# VW CC 2.0T TSI Engine Common Problems



## [email protected] (Oct 26, 2012)

For a while now we have been putting out articles about common issues with the TSI and FSI engines. 

These are some common things you should look out for on your Volkswagen CC 2.0T. 

Listed below are the articles we have published to date. We are planning to put out articles regularly and we will update this thread as new articles are published. We hope you check them out and find something helpful or interesting on them.










*2.0T TSI Common Problems*

 - *2.0T TSI Evap Purge Valve - "Check Gas Cap Light"*
 - *2.0T TSI Fuel Injector Failures*
 - *2.0T TSI Cold Start Misfires and Carbon Build Up*
 - *2.0T TSI Misfires and Ignition Coils and how to check*
 - *2.0T TSI High Pressure Fuel Pump (HPFP) Problems*
 - *2.0T Timing Chain and Timing Chain Tensioners*
 - *2.0T TSI PCV (Crankcase ventilation valve) Causing a Whistle noise*
 - *2.0T TSI Diverter Valve (DV) Causing Boost Leak/ Torn Diaphram*
 - *2.0T TSI Intake Manifold for code P2015*
 - *VW Audi DSG Transmission and Service Info*
 - *2.0T TSI Rear Main Seal Failure*
 - *2.0t TSI Fuel Pump Control Module*


----------



## gunner1000 (Mar 26, 2014)

Wow! Awesome!!


Sent from my iPhone using Tapatalk


----------



## [email protected] (Oct 26, 2012)

gunner1000 said:


> Wow! Awesome!!
> 
> 
> Sent from my iPhone using Tapatalk


Glad you like:wave:


----------



## JayS_VW (Jul 16, 2015)

Vote for this to be a sticky. :thumbup:


----------



## [email protected] (Oct 26, 2012)

JayS_VW said:


> Vote for this to be a sticky. :thumbup:


You have our vote :thumbup:


----------



## jisabe (Jul 25, 2014)

JayS_VW said:


> Vote for this to be a sticky. :thumbup:


My vote too. This is great info that needs to be kept handy.


----------



## CC'ed (Dec 1, 2009)

How come your DSG fluid change video does not follow the VW procedure to properly set the fluid level at the specified temperature (with the engine running)? Yes, you need a VAGCOM to measure the fluid temperature.


----------



## [email protected] (Oct 26, 2012)

CC'ed said:


> How come your DSG fluid change video does not follow the VW procedure to properly set the fluid level at the specified temperature (with the engine running)? Yes, you need a VAGCOM to measure the fluid temperature.

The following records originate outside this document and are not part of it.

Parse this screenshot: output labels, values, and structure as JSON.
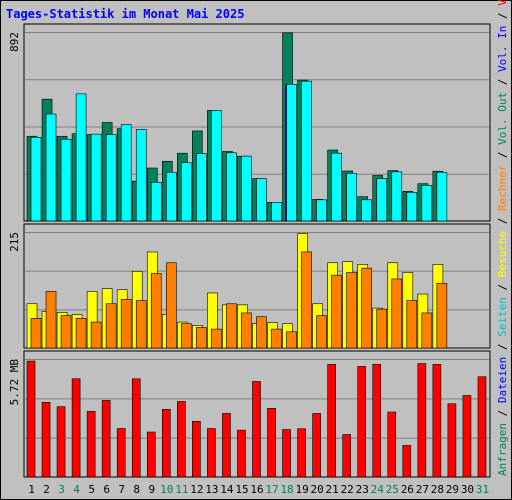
{
  "chart_data": {
    "type": "bar",
    "title": "Tages-Statistik im Monat Mai 2025",
    "categories": [
      "1",
      "2",
      "3",
      "4",
      "5",
      "6",
      "7",
      "8",
      "9",
      "10",
      "11",
      "12",
      "13",
      "14",
      "15",
      "16",
      "17",
      "18",
      "19",
      "20",
      "21",
      "22",
      "23",
      "24",
      "25",
      "26",
      "27",
      "28",
      "29",
      "30",
      "31"
    ],
    "weekend_days": [
      "3",
      "4",
      "10",
      "11",
      "17",
      "18",
      "24",
      "25",
      "31"
    ],
    "colors": {
      "background": "#c0c0c0",
      "plot": "#c0c0c0",
      "grid": "#808080",
      "title": "#0000ff",
      "weekday_label": "#000000",
      "weekend_label": "#00805c",
      "separator": "#000000"
    },
    "panels": [
      {
        "ymax_label": "892",
        "ylim": [
          0,
          892
        ],
        "gridlines": 4,
        "series": [
          {
            "name": "Anfragen",
            "color": "#00805c",
            "values": [
              400,
              575,
              400,
              412,
              408,
              465,
              436,
              188,
              250,
              282,
              320,
              425,
              522,
              328,
              306,
              200,
              88,
              888,
              665,
              102,
              335,
              236,
              115,
              215,
              238,
              140,
              176,
              235,
              0,
              0,
              0
            ]
          },
          {
            "name": "Dateien",
            "color": "#0000ff",
            "values": [
              0,
              0,
              0,
              0,
              0,
              0,
              0,
              0,
              0,
              0,
              0,
              0,
              0,
              0,
              0,
              0,
              0,
              642,
              0,
              0,
              0,
              0,
              0,
              0,
              0,
              0,
              0,
              0,
              0,
              0,
              0
            ]
          },
          {
            "name": "Seiten",
            "color": "#00ffff",
            "values": [
              395,
              505,
              386,
              600,
              410,
              408,
              455,
              432,
              182,
              230,
              275,
              318,
              522,
              322,
              306,
              200,
              88,
              645,
              660,
              100,
              320,
              225,
              100,
              200,
              232,
              135,
              168,
              230,
              0,
              0,
              0
            ]
          }
        ]
      },
      {
        "ymax_label": "215",
        "ylim": [
          0,
          215
        ],
        "gridlines": 3,
        "series": [
          {
            "name": "Besuche",
            "color": "#ffff00",
            "values": [
              82,
              68,
              66,
              62,
              105,
              110,
              108,
              142,
              178,
              62,
              48,
              42,
              102,
              80,
              80,
              45,
              47,
              45,
              212,
              82,
              158,
              160,
              155,
              74,
              158,
              140,
              100,
              155,
              0,
              0,
              0
            ]
          },
          {
            "name": "Rechner",
            "color": "#ff8000",
            "values": [
              55,
              105,
              60,
              55,
              48,
              82,
              90,
              88,
              138,
              158,
              45,
              38,
              35,
              82,
              65,
              58,
              35,
              30,
              178,
              60,
              135,
              140,
              148,
              72,
              128,
              88,
              65,
              120,
              0,
              0,
              0
            ]
          }
        ]
      },
      {
        "ymax_label": "5.72 MB",
        "ylim": [
          0,
          5.72
        ],
        "gridlines": 3,
        "series": [
          {
            "name": "Volumen",
            "color": "#ff0000",
            "values": [
              5.62,
              3.62,
              3.41,
              4.76,
              3.18,
              3.71,
              2.35,
              4.76,
              2.18,
              3.28,
              3.66,
              2.7,
              2.35,
              3.08,
              2.27,
              4.63,
              3.33,
              2.3,
              2.34,
              3.08,
              5.46,
              2.06,
              5.36,
              5.46,
              3.15,
              1.53,
              5.5,
              5.46,
              3.55,
              3.95,
              4.86
            ]
          }
        ]
      }
    ],
    "right_labels": [
      {
        "text": "Anfragen",
        "color": "#00805c"
      },
      {
        "text": " / ",
        "color": "#000000"
      },
      {
        "text": "Dateien",
        "color": "#0000ff"
      },
      {
        "text": " / ",
        "color": "#000000"
      },
      {
        "text": "Seiten",
        "color": "#00c0c0"
      },
      {
        "text": " / ",
        "color": "#000000"
      },
      {
        "text": "Besuche",
        "color": "#ffff00"
      },
      {
        "text": " / ",
        "color": "#000000"
      },
      {
        "text": "Rechner",
        "color": "#ff8000"
      },
      {
        "text": " / ",
        "color": "#000000"
      },
      {
        "text": "Vol. Out",
        "color": "#00805c"
      },
      {
        "text": " / ",
        "color": "#000000"
      },
      {
        "text": "Vol. In",
        "color": "#0000ff"
      },
      {
        "text": " / ",
        "color": "#000000"
      },
      {
        "text": "Volumen",
        "color": "#ff0000"
      }
    ]
  }
}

What our video depicts is how most VW shops would perform a DSG service. If you want to verify the level via vag com you are welcome to do so. Also others like to measure the exact amount that came out and make sure that exact amount goes back in. Both are ways to double check if you want to be certain.


----------



## CC'ed (Dec 1, 2009)

I think overfilling the DSG, by not following the factory procedure can cause foaming of the fluid, which may cause improper DSG operation or excessive wear, as the fluid will have air bubbles in it.....I think most "proper shops" should do the service "properly"....DSGs are not cheap to replace...


----------



## Rum83 (Apr 14, 2012)

Subscribed. And another vote for sticky.


----------



## [email protected] (Oct 26, 2012)

Rum83 said:


> Subscribed. And another vote for sticky.


New article added

- *2.0t TSI Fuel Pump Control Module*


----------



## mcseforsale (Jun 5, 2011)

Sticky! Now!

AJ


----------



## [email protected] (Oct 26, 2012)

mcseforsale said:


> Sticky! Now!
> 
> AJ


Contact the mods. They are the only ones who can do it.


----------



## drudd (Jul 29, 2007)

Good Stuff:thumbup:


----------



## [email protected] (Oct 26, 2012)

drudd said:


> Good Stuff:thumbup:


Thanks.... Hope it was helpful for you


----------



## Rgranado (Nov 3, 2015)

Is water pump failure common on the 2.0t TSI ?


----------



## [email protected] (Oct 26, 2012)

Rgranado said:


> Is water pump failure common on the 2.0t TSI ?


Yes. Take a look here 

http://shopdap.com/common-problems-2-0t-tsi-engine/


Sent from my iPhone using Tapatalk


----------



## dmdillon (Oct 15, 2012)

Is there a thread like this for the 3.6 VR6?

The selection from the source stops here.